In this study, we found some differences in the Raman spectra of serum from patients with pSS and HCs. Compared to those in HCs, the proline, carotenoids, and tryptophan peaks were of lower intensity in patients with pSS. This may indicate that pSS patients experience metabolic changes that result in less proline, carotenoids, and tryptophan than HCs.

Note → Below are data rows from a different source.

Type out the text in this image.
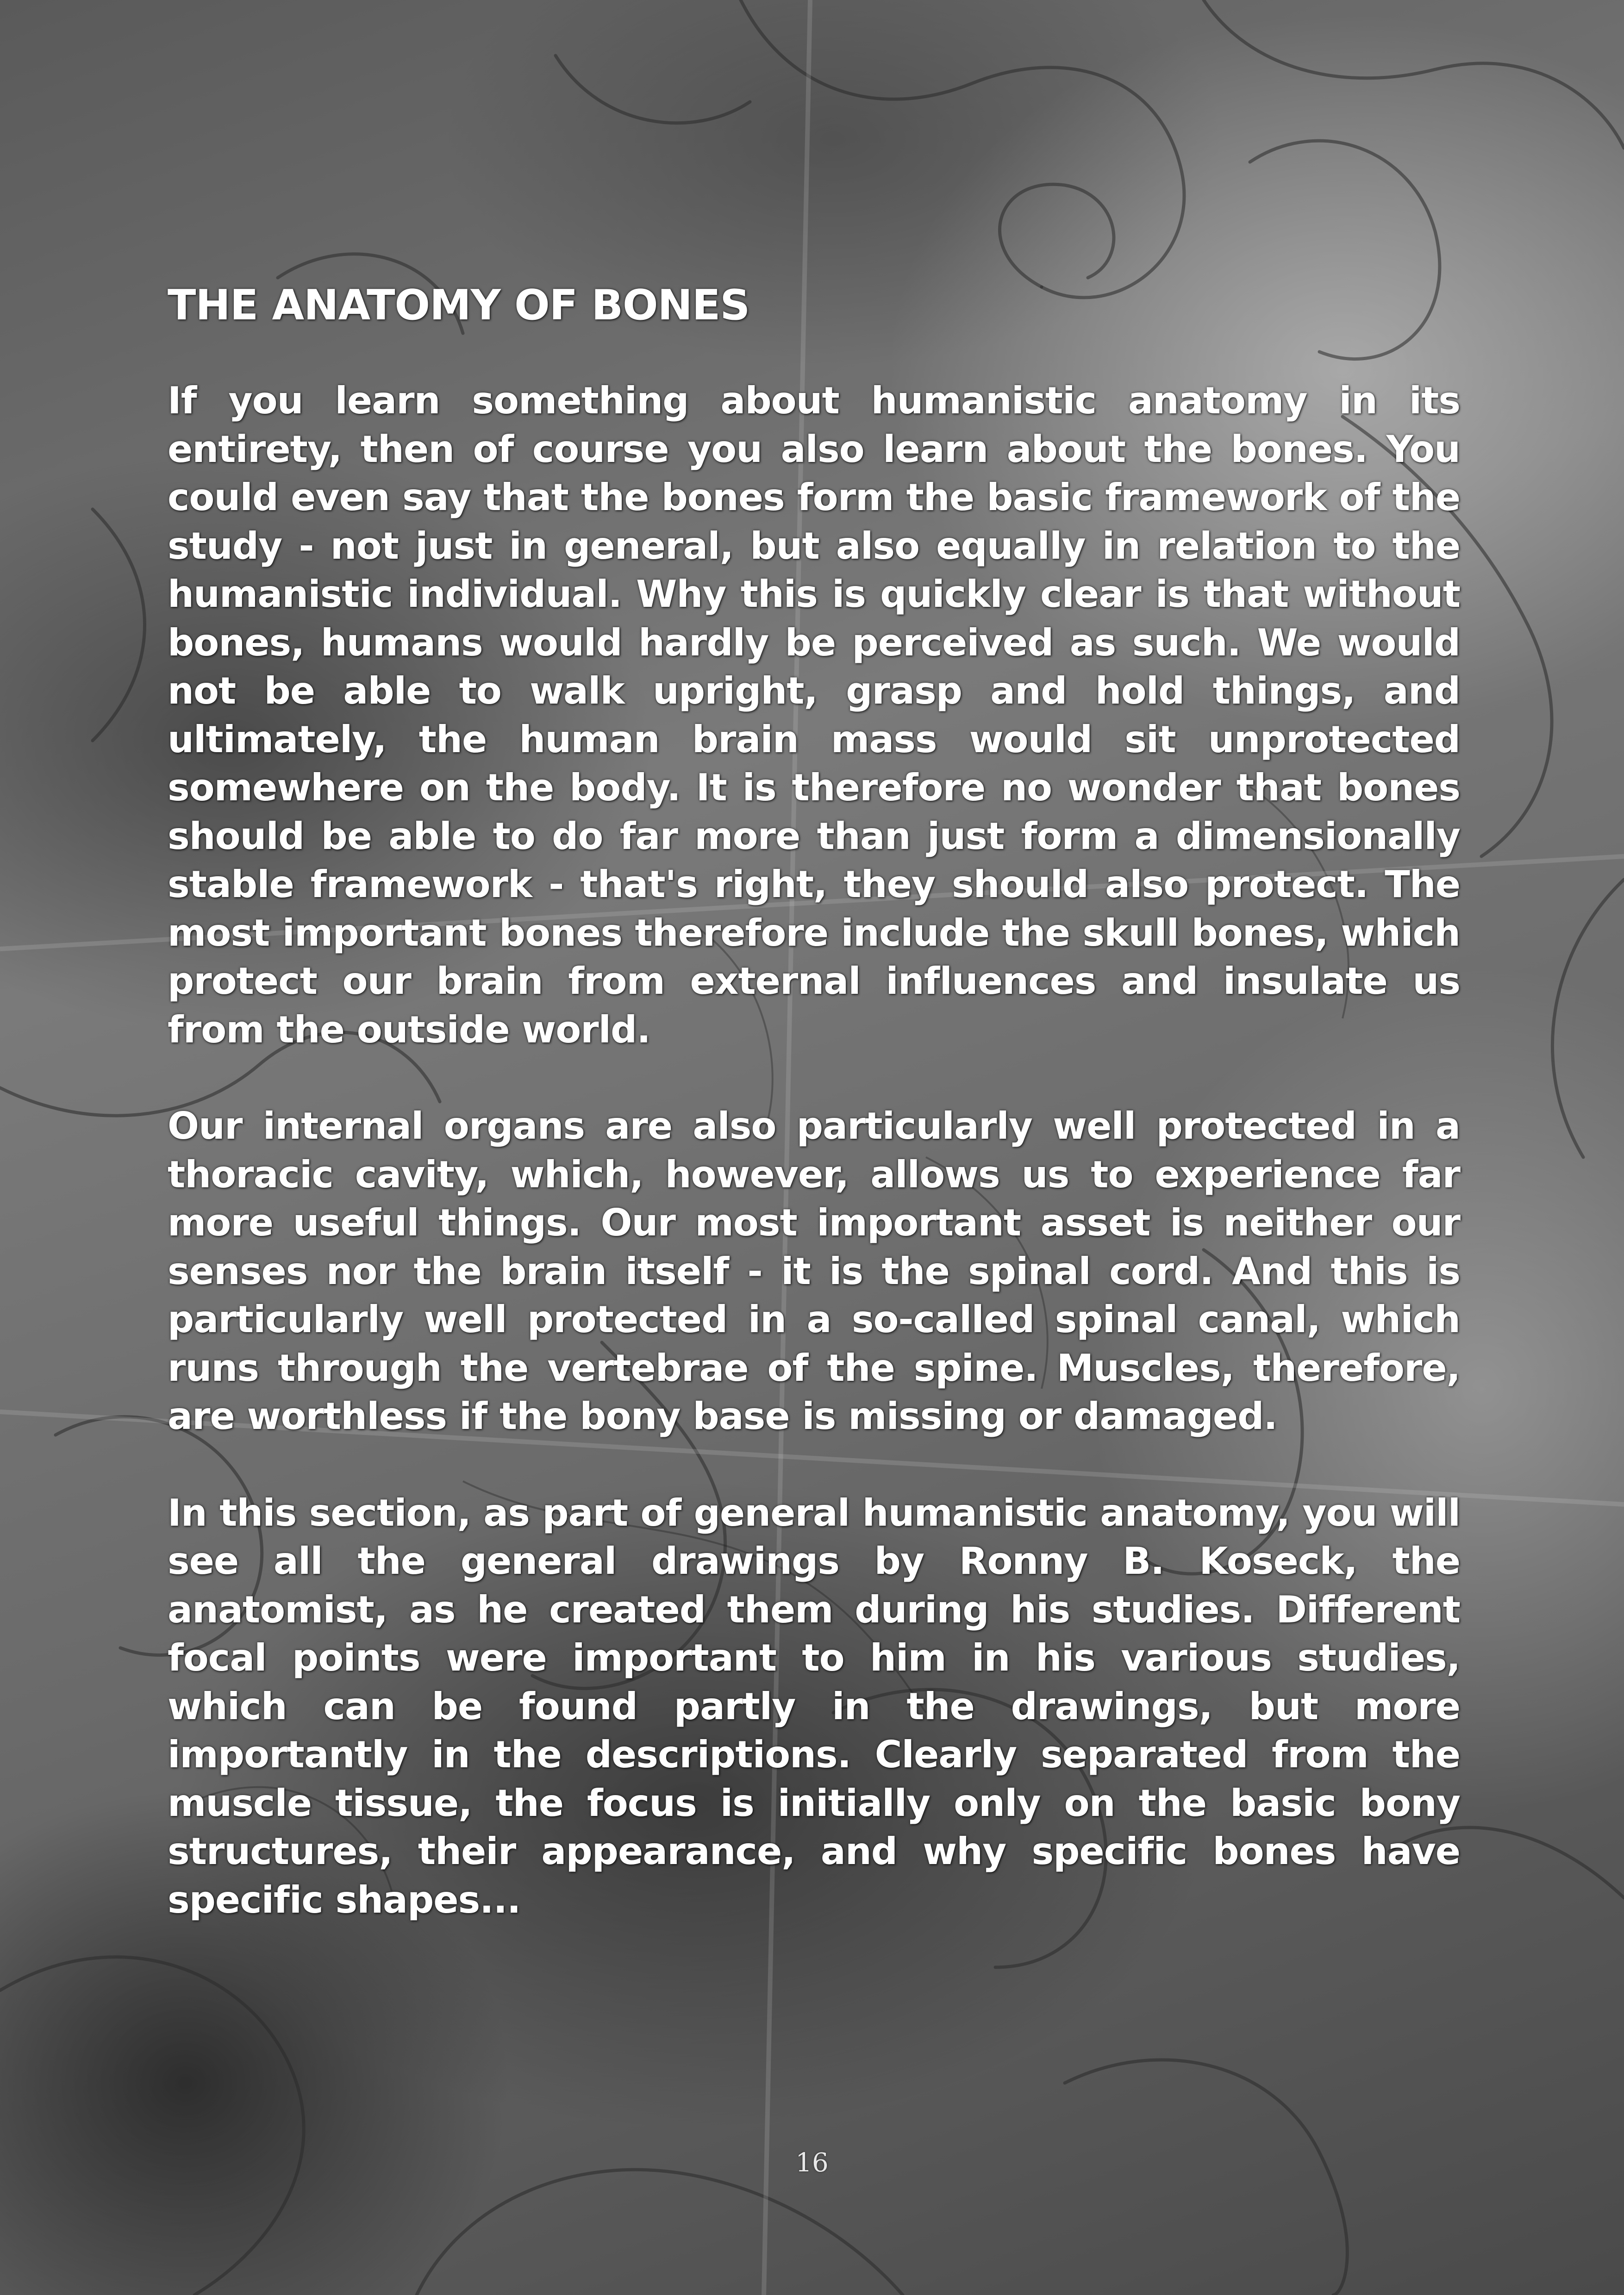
THE ANATOMY OF BONES

If you learn something about humanistic anatomy in its entirety, then of course you also learn about the bones. You could even say that the bones form the basic framework of the study - not just in general, but also equally in relation to the humanistic individual. Why this is quickly clear is that without bones, humans would hardly be perceived as such. We would not be able to walk upright, grasp and hold things, and ultimately, the human brain mass would sit unprotected somewhere on the body. It is therefore no wonder that bones should be able to do far more than just form a dimensionally stable framework - that's right, they should also protect. The most important bones therefore include the skull bones, which protect our brain from external influences and insulate us from the outside world.

Our internal organs are also particularly well protected in a thoracic cavity, which, however, allows us to experience far more useful things. Our most important asset is neither our senses nor the brain itself - it is the spinal cord. And this is particularly well protected in a so-called spinal canal, which runs through the vertebrae of the spine. Muscles, therefore, are worthless if the bony base is missing or damaged.

In this section, as part of general humanistic anatomy, you will see all the general drawings by Ronny B. Koseck, the anatomist, as he created them during his studies. Different focal points were important to him in his various studies, which can be found partly in the drawings, but more importantly in the descriptions. Clearly separated from the muscle tissue, the focus is initially only on the basic bony structures, their appearance, and why specific bones have specific shapes...

16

Studies have shown that metabolic levels of proline and tryptophan are significantly altered by the effects of pSS35. And carotenoids can be converted into vitamin A36, which in appropriate concentrations can in turn improve the immune function of cells37. The main etiology of pSS is associated with abnormal immune function38, which represents a possible deficiency of vitamin A in patients with pSS. Based on the differences in serum spectra, the accuracy rate of the PSO-SVM classification model reached 94.44%. Thus, it can be used to rapidly discriminate patients with pSS and HCs. As there was a limited sample size in this study, we plan to collect more samples to validate the results of this exploratory experiment in the future and evaluate the effect of serum Raman spectroscopy for pSS diagnosis.

Conclusion

In this study, we used Raman spectroscopy combined with the PSO-SVM algorithm to rapidly diagnose pSS based on serum samples obtained from pSS patients and healthy controls. The spectral data were reduced using PCA, and the first 29 PCs were taken as input. Through the evaluation metrics of the model, we found that PSO-SVM performed stably, with model specificity, sensitivity and accuracy results of 88.89%, 100% and 94.44%, respectively. This study showed that Raman spectroscopy combined with a support vector machine algorithm could be used as an effective pSS diagnosis method.